One of every six retirees in the United States is a millionaire (if you include the value of their homes), according to the new report.
Their average wealth has risen more than 100 percent since 1989, to $752,000, and the share of those who are millionaires has doubled.
More retirees — 62 percent — are enjoying life without physical or cognitive limitations, according to the data.
That number is up from 49 percent in 1963, the first year such data was taken.
Not all the findings were positive, however.
“The largest change in activity is a near doubling of the amount of time retirees watch TV over the past 40 years,” the report noted. (The latest data is for 2012.)
The average retired 60-year-old now watches television almost three hours every day. The increases were largest in high-income, highly educated households, which experienced a 78 percent rise in couch time since 1975, vs. 43 percent for lower-income households.
Retirees may not be learning much from their viewing habits, the report suggests.
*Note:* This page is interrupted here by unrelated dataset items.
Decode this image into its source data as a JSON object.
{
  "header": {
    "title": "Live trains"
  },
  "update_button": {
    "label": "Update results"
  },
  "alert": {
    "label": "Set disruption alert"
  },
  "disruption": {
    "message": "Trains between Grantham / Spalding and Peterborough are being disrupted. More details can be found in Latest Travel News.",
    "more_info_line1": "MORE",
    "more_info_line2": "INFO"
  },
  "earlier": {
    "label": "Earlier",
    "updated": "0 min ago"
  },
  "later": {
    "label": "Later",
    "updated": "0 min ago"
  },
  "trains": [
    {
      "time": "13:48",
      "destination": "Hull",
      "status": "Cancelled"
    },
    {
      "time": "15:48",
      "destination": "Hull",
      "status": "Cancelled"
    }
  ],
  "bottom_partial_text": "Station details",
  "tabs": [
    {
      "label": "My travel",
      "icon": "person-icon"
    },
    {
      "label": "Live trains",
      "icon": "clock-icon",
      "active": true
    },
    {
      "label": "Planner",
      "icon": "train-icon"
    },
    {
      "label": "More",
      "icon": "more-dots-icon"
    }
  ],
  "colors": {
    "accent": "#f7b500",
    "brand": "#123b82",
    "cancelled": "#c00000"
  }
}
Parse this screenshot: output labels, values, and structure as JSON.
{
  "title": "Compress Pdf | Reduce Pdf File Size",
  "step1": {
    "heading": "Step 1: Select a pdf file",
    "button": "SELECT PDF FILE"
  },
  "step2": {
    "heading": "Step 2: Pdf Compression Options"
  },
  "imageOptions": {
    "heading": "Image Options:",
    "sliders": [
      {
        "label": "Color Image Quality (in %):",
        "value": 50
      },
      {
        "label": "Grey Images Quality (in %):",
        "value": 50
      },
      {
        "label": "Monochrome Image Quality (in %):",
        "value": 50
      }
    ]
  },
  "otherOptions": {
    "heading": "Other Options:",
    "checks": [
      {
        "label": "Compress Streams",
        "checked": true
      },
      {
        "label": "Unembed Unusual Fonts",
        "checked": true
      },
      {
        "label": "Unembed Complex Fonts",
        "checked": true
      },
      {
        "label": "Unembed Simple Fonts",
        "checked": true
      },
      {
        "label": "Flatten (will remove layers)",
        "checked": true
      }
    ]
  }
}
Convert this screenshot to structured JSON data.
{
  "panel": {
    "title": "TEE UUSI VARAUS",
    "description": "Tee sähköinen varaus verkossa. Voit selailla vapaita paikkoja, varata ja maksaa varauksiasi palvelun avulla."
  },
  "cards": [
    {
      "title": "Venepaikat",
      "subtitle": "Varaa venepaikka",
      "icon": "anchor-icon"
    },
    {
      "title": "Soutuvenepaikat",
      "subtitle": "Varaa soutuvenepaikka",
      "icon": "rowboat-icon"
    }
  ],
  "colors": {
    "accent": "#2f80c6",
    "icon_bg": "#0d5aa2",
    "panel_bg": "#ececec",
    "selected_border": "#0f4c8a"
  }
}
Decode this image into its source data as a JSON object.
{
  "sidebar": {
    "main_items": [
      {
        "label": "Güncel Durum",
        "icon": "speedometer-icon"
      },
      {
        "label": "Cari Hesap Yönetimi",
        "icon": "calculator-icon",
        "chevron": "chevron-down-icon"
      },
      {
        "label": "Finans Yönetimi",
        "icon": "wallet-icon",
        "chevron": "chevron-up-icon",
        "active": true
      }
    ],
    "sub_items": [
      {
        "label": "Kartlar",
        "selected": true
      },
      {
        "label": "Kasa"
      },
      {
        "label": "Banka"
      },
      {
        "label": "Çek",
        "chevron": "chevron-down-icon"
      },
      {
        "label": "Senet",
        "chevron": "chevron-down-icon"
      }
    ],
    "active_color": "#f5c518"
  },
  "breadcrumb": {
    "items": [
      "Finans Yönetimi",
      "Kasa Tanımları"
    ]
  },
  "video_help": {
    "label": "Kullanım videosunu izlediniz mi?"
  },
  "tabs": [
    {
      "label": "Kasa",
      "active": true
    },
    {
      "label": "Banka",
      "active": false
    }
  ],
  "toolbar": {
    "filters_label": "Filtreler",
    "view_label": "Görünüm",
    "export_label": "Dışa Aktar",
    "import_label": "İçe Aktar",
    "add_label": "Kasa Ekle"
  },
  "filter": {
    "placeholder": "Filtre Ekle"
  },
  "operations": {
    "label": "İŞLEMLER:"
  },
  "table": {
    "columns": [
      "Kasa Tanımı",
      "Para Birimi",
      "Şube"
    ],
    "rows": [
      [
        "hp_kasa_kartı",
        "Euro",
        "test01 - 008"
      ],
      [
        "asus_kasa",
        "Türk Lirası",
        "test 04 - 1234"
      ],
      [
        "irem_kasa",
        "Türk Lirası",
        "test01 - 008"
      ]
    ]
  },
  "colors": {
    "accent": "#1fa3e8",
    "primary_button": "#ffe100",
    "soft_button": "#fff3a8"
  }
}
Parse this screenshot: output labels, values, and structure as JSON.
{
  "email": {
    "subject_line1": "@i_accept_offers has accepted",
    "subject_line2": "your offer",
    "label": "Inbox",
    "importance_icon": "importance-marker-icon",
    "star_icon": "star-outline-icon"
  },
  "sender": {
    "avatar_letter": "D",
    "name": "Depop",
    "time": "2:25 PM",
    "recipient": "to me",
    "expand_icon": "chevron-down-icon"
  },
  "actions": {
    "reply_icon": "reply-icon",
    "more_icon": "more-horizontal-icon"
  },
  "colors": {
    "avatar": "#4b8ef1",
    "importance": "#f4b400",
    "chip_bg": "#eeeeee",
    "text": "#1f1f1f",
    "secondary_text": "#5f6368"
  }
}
It cited 2016 Pew Research Center data showing that more than 55 percent of households older than age 65 watch cable news programs, and it noted that “one multicountry study found that public broadcast news (such as PBS) increased political knowledge, while cable news actually reduced knowledge that people have about actual events.”
Income inequality has remained about the same among retirees since 1989.
A rising stock market led to a 42 percent rise in wealth inequality among older Americans.
“People have held incomes and spending constant over time,” said Matt Fellowes, United Income’s founder and chief executive officer. “The wealthiest retirees are wealthier but are not spending more, relative to previous generations.”
Fellowes believes many Americans are being unnecessarily frugal in their spending and are leading “overly contained” lives as a result.
“What’s discouraging,” he said, “is that those who are not saving or investing are just getting left progressively farther and farther behind as each successive generation enters retirement.”